If my goal is to justify the prohibition of the speech act, and I live within a "substantial disruption test" regime, then the more extreme my reaction, the more likely I am to achieve my goal. Doesn't it seem objectionable to predicate your First Amendment right on my willingness to escalate my behavior? Isn't this especially so for unpopular speech acts, which are most likely to be followed by strong reactions but which are arguably the reason you need a First Amendment in the first place?
This is something of a boundary question. It might be helpful to sound out the potential boundary with a series of hypotheticals.

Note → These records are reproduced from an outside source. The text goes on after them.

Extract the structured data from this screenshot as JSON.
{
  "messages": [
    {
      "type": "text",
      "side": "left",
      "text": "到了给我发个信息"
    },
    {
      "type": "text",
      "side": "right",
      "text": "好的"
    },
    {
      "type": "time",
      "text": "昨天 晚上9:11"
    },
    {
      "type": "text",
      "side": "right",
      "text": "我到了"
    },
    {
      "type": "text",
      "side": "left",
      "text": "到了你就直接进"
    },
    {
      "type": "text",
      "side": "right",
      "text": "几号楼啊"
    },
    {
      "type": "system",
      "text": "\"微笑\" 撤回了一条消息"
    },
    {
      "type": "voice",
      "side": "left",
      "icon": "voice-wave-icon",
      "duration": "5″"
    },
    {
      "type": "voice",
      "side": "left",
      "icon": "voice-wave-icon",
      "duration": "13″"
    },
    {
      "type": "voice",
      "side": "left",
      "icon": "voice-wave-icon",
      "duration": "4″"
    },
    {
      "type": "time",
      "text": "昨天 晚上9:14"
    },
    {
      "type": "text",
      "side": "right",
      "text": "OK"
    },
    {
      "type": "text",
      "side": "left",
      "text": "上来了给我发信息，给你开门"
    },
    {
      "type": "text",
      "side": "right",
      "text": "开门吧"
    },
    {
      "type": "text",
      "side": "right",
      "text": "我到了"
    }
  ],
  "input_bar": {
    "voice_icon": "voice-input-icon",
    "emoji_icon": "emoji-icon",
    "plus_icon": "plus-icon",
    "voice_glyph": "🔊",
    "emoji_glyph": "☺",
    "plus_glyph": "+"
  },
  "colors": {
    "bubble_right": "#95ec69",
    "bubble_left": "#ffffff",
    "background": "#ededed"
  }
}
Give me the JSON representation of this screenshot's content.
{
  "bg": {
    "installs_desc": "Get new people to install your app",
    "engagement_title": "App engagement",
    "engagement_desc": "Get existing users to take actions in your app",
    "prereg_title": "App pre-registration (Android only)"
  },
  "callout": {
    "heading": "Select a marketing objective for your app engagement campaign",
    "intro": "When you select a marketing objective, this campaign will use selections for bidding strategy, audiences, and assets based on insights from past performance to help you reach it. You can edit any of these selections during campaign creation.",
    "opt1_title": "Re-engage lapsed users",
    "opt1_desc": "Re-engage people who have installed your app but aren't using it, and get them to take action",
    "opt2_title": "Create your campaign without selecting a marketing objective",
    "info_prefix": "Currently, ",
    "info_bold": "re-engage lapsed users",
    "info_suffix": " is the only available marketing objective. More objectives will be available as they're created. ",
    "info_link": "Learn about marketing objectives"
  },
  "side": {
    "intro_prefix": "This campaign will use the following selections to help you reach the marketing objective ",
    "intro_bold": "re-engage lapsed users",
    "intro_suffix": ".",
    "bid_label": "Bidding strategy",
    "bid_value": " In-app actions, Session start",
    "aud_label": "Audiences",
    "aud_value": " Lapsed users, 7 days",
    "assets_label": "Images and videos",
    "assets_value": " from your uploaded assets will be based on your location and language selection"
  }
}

1. I suspect we can all agree that if a teacher gives a math test, but a student decides to write a paper about his pet dog instead, the school can penalize the student. This means we accept a school can restrict and even compel speech, as part of its educational program, in ways that would not be permissable for a general citizen.
2. Now consider a cheerleader who decides to display a banner at games indicating the school and its teams stink. It is at least arguable that implicit in the job of cheerleading is to cheer the school, i.e. to speak on the school's behalf and communicate the school's message. Cheerleading is an optional activity. Students don't have to convey the school's message. But if they don't, then the school doesn't have to make them cheerleaders. Is this disputed?
3. I would tend to agree that the national anthem is not like a math test. It's not part of the core educational curriculum. But what exactly makes the athlete's situation different from that of the cheerleader?
Maybe an analytical distinction could be drawn around whether the speech act necessarily and fundamentally disrupts the a reasonably important or even a permissible school function? Another way to think about this is: is limiting speech necessary to accomplishing the school's goal?
With the math test, the goal is assessing the student's grasp of math. I think most people would categorize this an important goal. Allowing any kind of expressive speech would make that goal impossible. Therefore, speech restriction permissible.
With the cheerleading, the goal is to convey a message about school pride or athletic superiority or something like that. While probably not as important as academic assessment, I think that most people would agree that this is, at least, a permissible goal. Regulating speech is necessary to accomplishing that goal. Therefore, speech restriction permissible.
With the student protest, the goal of the activity seems to be the competing in a basketball game. Even if that purpose is important or permissible Reciting or standing for the anthem isn't central to the activity. Therefore, regulation (at least of the kneeling protest) is impermissible.
Wokrable?
Yesterday in court the school district essentially conceded it was constitutionally wrong in imposing its "stand or else and don't kneel" policy by asserting -- unpersuasively -- that it had abandoned the policy, so the motion for preliminary injunction was moot, according to its counsel. It did not argue the merits, but it also had no evidence that it had actually let anyone in the world know that it had repudiated its policy. The court ordered its TRO to continue in effect pending its ruling on the preliminary injunction.
Yesterday the court issued a preliminary injunction, essentially continuing in force its initial TRO indefinitely, explained its reasoning, and debunked the District's feeble mootness arguments.